Gerçek olaylardan esinlenen film, Avusturya sanat tarihinin en öne çıkan isimlerinden olan Gustav Klimt’in tablolarından birinin teyzesine ait olduğunu iddia eden ve tablonun haklarını almak için hukuki bir savaş başlatan bir Yahudi kadının hikâyesini anlatıyor. Nazi istilasında teyzesinin elinden alınan ve Avusturya hükümetine ait olan oldukça değerli tablonun hikayesine şahitlik ediyoruz. Başrollerini Hellen Mirren ve Ryan Reynolds’ın paylaştığı bu yapım, Avusturya’nın karanlık geçmişini gün yüzüne çıkarmaktan korkmayan Maria Altmann’ın verdiği gerçek mücadeleyi beyazperdeye taşıyor.

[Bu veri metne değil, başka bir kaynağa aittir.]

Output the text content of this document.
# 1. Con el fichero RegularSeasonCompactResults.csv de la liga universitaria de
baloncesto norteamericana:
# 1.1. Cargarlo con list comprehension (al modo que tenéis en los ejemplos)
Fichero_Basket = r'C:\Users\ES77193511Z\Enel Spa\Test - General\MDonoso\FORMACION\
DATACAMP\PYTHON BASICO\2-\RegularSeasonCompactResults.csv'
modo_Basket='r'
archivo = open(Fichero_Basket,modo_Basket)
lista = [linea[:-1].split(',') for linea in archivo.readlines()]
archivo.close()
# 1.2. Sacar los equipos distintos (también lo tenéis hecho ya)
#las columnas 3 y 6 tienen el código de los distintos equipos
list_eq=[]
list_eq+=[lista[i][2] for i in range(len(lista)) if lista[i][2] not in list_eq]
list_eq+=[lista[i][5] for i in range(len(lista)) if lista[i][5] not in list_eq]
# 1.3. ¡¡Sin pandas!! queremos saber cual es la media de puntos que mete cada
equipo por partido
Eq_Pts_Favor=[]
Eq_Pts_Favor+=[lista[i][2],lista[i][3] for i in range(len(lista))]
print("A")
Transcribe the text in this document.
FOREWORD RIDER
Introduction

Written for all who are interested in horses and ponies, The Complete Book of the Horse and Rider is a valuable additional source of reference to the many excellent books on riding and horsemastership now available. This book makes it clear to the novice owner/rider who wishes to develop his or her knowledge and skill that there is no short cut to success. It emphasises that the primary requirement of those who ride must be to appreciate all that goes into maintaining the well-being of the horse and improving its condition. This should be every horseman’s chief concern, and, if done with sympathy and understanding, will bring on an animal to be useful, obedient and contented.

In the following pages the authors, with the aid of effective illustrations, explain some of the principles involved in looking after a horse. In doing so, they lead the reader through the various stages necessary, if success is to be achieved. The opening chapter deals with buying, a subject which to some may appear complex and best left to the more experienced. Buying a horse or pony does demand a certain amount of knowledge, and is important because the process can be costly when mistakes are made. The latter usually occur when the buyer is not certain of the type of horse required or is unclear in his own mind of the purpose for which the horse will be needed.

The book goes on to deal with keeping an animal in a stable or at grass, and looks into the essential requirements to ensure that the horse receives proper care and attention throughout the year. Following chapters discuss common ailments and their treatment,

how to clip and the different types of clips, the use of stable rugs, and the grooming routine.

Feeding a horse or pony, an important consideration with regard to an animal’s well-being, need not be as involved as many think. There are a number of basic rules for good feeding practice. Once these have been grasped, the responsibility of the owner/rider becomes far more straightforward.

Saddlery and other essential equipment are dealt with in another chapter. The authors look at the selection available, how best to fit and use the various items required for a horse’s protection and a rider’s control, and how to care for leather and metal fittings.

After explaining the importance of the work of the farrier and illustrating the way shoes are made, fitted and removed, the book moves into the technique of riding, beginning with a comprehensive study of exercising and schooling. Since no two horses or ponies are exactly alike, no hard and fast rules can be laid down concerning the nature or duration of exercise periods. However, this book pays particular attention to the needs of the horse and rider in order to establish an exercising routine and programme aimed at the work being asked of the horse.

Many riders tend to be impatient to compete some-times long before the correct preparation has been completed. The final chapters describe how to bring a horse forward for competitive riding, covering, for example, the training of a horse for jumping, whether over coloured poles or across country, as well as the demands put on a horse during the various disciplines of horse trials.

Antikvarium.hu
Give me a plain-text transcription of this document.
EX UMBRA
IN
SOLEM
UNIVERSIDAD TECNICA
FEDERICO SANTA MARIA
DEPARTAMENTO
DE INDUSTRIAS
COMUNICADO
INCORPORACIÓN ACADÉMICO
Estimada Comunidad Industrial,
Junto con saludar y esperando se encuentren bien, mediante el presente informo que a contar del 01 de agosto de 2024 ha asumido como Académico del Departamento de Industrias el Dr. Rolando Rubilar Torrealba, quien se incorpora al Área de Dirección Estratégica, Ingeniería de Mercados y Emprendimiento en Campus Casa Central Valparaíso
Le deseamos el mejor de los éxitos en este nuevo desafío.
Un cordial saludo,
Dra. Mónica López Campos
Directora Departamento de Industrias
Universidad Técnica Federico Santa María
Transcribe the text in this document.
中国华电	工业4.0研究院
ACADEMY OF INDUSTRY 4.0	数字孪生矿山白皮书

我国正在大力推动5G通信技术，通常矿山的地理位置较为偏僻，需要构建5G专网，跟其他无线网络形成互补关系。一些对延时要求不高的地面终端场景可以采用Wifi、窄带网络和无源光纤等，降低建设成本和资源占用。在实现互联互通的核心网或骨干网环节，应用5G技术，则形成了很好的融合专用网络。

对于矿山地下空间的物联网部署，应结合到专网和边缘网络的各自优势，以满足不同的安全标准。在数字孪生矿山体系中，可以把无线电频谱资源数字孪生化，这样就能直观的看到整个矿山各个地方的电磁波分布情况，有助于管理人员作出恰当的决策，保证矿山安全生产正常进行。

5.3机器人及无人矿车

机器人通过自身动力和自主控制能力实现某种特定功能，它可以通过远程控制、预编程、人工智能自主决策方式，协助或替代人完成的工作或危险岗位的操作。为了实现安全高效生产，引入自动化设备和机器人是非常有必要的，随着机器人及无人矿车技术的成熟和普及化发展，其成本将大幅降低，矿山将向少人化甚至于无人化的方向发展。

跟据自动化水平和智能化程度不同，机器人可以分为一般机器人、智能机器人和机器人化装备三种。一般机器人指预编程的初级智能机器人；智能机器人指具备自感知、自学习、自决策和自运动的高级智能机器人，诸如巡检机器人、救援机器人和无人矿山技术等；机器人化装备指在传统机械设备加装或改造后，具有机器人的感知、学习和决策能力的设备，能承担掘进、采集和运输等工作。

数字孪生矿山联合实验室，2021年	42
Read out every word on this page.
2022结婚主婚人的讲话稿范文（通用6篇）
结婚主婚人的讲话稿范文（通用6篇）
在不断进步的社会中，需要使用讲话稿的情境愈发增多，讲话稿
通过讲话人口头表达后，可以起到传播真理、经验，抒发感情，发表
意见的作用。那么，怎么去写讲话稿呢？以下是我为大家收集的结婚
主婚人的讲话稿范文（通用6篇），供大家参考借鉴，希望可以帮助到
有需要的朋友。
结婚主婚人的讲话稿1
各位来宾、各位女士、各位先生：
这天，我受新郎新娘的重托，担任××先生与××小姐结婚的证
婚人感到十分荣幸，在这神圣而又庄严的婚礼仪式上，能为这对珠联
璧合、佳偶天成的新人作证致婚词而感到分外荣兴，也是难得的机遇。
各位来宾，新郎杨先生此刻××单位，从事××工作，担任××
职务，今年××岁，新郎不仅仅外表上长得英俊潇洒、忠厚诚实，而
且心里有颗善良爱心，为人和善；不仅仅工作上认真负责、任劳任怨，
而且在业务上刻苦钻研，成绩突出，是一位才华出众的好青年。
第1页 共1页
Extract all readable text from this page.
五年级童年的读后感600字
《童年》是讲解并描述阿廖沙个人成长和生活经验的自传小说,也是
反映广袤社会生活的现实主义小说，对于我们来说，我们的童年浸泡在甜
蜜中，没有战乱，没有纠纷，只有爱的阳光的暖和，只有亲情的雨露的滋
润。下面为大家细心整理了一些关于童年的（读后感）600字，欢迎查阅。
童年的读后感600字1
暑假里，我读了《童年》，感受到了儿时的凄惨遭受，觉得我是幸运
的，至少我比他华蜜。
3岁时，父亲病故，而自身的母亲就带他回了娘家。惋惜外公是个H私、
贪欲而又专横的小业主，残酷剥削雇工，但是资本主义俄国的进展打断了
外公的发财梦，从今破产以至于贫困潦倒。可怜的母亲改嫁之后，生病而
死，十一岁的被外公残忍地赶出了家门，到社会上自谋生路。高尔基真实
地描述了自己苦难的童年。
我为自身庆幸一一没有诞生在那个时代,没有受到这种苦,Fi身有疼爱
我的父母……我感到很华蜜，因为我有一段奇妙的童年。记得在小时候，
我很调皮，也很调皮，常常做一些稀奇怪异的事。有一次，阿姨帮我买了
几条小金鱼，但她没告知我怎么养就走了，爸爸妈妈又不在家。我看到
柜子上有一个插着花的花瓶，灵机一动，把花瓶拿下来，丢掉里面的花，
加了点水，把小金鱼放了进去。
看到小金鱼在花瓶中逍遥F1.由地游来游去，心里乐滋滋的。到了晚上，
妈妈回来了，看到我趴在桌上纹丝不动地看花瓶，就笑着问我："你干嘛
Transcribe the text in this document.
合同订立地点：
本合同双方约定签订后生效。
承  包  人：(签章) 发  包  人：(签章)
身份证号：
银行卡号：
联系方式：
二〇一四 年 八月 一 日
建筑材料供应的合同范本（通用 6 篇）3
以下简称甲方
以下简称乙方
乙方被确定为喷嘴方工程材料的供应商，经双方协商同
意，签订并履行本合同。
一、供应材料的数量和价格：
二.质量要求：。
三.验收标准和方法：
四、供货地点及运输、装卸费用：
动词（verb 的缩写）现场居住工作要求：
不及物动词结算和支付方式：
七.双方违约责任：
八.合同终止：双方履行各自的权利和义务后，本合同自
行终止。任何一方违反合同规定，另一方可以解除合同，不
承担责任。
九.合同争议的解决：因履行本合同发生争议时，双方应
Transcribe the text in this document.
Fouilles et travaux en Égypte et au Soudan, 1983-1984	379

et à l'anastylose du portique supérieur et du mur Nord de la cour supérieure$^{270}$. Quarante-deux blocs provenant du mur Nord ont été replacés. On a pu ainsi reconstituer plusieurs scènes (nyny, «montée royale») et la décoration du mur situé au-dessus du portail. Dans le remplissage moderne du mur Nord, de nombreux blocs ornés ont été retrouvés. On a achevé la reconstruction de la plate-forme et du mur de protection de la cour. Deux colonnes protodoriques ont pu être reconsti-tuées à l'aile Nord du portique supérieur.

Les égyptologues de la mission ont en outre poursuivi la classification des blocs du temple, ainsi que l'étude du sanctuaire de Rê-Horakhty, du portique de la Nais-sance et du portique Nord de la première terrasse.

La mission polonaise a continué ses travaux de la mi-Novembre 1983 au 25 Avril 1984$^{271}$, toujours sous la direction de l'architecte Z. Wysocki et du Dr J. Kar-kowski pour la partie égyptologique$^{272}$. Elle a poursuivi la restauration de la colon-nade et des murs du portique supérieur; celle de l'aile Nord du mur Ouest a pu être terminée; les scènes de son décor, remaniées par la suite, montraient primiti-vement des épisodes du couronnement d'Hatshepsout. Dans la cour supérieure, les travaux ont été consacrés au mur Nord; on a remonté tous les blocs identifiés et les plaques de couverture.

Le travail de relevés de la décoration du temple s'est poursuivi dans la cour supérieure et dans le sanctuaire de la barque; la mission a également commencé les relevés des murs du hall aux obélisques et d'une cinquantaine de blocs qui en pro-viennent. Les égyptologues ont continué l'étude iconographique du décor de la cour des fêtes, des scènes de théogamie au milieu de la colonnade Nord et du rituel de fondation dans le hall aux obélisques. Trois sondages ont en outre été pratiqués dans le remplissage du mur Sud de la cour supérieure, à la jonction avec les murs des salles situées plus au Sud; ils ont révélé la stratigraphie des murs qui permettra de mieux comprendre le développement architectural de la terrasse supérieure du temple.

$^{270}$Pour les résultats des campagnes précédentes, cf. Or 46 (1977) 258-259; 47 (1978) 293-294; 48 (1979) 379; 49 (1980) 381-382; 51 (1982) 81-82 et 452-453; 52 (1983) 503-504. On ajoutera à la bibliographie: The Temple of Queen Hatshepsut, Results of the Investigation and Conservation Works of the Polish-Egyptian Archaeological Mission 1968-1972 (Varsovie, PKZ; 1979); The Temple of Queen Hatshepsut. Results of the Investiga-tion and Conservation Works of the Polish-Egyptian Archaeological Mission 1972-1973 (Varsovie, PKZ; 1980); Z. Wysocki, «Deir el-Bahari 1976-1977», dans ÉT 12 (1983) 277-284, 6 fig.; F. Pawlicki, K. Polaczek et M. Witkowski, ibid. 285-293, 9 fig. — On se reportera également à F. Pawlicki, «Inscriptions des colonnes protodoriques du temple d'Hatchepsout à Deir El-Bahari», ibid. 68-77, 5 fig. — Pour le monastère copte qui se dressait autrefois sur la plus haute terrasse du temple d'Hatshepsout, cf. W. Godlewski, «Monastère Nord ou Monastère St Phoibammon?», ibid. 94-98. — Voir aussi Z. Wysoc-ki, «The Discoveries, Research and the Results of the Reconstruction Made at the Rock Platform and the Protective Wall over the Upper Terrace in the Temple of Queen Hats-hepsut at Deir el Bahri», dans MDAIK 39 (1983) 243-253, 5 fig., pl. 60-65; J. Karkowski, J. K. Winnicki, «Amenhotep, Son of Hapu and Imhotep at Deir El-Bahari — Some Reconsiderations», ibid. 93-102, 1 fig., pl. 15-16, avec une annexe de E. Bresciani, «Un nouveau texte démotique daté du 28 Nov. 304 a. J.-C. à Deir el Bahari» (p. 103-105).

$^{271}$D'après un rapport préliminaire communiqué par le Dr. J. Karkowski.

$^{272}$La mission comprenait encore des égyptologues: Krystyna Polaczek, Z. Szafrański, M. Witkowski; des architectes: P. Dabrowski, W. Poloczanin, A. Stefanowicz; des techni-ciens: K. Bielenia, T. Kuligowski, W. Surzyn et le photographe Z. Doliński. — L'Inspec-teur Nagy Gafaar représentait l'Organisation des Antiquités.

4. The Piano Teacher (2001)

Seyirciyi rahatsız etmekten zevk almasıyla bilinen Michael Haneke’nin yönettiği bu film, Erika adındaki Viyana Müzik Konservatuvarı’nda piyano dersleri veren orta yaşlı kadının cinsel kimlik arayışını bizlere sunuyor. Annesiyle olan sorunlu ilişkisinin, insanlarla kurduğu duygusal bağı nasıl şekillendirdiğini ve cinsel takıntılarını oluşturduğunu gözlemliyoruz. Öğrencilerinden birinin kendisine ilgi duymasıyla Erika, bastırılırmış benliği ve arzularıyla yüzleşmek zorunda kalıyor. Yönetmen, öğretmen-öğrenci ilişkisine ve Viyana müzik dünyasına soğuk ve hastalıklı bir bakış sunarken arka fonda bolca Schubert besteleri duyacaksınız.
5. Museum Hours (2012)

Anna , kuzeninin hastalığı sebebiyle Montreal’den Viyana’ya gelmek zorunda kalır. Johann ise Viyana Sanat Tarihi Müzesi’nde çalışan bir güvenlik görevlisidir. Yolları bu müzede kesişir. Viyana tarihi ve sanatı hakkında sohbet etmeye başlayan bu ikiliyle beraber seyirci de müzeyi keşfe çıkar. Jem Cohen tarafından yönetilen bu film, müzenin sessiz atmosferinden yararlanarak sanatın zaman içinde nasıl donup kaldığını ve bizleri hâlâ nasıl etkilemeyi başardığını hem iki kişinin sohbeti üzerinden hem de tablolar üzerinden anlatmakta oldukça başarılı. Sanat tarihine ve müzelere ilginiz varsa bu film sizin için fazlasıyla doyurucu olacaktır.